Regarding the previously mentioned aspects, it becomes clear that automated detection of caries or other pathological findings requires a methodologically well-structured approach (
Schwendicke et al. 2021). In this context, it should be noted that the documented model performance increased steadily with each additional training cycle. However, at a certain point, at least ~50% of the images used in the present analysis could no longer be substantially improved with the available source of images and classification approach (
Tables 1–
3).
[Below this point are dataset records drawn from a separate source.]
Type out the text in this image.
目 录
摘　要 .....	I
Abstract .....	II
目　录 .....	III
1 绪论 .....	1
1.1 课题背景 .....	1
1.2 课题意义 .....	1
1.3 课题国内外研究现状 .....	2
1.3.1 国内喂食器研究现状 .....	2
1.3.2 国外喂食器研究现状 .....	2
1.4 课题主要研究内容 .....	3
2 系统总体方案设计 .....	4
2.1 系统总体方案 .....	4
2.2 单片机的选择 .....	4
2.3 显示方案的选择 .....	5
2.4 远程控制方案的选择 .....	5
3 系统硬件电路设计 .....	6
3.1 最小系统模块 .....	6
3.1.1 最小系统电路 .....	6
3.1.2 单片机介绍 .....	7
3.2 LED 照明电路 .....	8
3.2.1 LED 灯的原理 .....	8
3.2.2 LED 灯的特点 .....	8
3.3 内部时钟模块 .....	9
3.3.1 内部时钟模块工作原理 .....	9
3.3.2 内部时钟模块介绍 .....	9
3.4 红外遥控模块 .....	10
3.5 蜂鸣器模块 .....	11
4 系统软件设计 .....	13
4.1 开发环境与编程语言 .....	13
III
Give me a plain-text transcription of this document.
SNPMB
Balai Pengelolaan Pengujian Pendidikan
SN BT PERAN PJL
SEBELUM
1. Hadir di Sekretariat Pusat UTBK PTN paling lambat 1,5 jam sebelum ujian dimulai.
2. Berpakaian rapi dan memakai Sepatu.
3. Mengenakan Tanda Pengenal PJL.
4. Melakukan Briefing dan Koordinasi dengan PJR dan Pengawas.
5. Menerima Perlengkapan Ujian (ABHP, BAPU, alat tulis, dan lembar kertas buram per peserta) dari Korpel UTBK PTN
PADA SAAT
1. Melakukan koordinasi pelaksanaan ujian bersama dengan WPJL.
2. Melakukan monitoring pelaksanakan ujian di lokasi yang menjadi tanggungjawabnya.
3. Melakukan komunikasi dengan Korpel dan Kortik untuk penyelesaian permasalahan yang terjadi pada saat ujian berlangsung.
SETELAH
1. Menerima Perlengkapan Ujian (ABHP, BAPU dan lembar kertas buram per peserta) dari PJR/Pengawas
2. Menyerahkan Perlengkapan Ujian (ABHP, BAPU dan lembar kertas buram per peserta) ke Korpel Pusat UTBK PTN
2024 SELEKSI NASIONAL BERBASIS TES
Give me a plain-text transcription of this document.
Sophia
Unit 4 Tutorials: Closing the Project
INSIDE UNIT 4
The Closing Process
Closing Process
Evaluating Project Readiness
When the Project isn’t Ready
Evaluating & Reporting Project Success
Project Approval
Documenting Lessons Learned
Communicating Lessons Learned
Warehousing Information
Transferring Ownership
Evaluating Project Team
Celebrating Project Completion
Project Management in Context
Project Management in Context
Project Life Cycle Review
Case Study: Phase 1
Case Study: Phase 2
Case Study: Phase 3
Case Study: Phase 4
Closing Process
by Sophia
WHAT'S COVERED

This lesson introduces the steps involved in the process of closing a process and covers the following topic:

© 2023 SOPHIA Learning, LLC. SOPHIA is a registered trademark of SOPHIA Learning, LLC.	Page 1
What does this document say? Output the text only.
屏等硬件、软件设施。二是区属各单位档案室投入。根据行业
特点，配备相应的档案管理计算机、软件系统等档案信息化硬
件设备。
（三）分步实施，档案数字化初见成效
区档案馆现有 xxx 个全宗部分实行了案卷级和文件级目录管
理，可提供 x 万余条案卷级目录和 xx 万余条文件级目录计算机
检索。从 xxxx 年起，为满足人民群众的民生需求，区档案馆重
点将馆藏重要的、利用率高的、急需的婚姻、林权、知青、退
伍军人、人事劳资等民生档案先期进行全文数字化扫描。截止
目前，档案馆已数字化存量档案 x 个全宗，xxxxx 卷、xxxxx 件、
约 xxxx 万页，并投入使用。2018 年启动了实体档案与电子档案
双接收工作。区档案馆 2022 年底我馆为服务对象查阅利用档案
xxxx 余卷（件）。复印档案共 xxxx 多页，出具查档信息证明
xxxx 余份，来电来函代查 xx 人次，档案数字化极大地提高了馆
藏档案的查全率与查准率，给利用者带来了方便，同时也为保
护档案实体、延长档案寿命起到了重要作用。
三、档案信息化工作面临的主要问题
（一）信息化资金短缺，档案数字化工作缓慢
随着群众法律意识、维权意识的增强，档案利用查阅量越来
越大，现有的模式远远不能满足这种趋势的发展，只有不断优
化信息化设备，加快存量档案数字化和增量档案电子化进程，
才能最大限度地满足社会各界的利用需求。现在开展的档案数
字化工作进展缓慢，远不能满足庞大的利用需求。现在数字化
This indicates that a data saturation effect does exist, and further improvements can be expected by the inclusion of an exponentially larger number of images only. Here, the overall number of included images must be considered crucial. At its best, several thousand photographs from different teeth or surfaces as well as lesion types should be available. This supports the assumption that the pool of images used represents probably the minimum amount for the training of AI algorithms. Furthermore, it needs to be referred to the class imbalance in the used image sample with an underrepresentation of cavitation, which affects the training and test set. As a result, the model metrics might be biased, which was linked to a limited training of the CNN and a lower diagnostic performance for this category in comparison to healthy surfaces or noncavitated caries lesions (
Table 3). In general, this aspect supports the need to increase continuously the data set and to provide a wide range of caries lesions from all teeth, surfaces, and caries lesion types. Otherwise, the developed AI algorithms cannot be generalized. The long-term goal should be to achieve close to perfect accuracy in caries classification on the basis of several thousand intraoral photographs using an AI method.
Future strategies to improve AI-based caries detection on intraoral images should consider image segmentation as an alternative method, which has to be conducted by well-trained and calibrated dental professionals under supervision of senior experts. For this purpose, it is necessary to mark caries lesions pixel by pixel on each available image and to reassess the diagnostic accuracy. This more precise but otherwise time- and resource-intensive approach offers a detailed caries localization in comparison to the presently used classification model.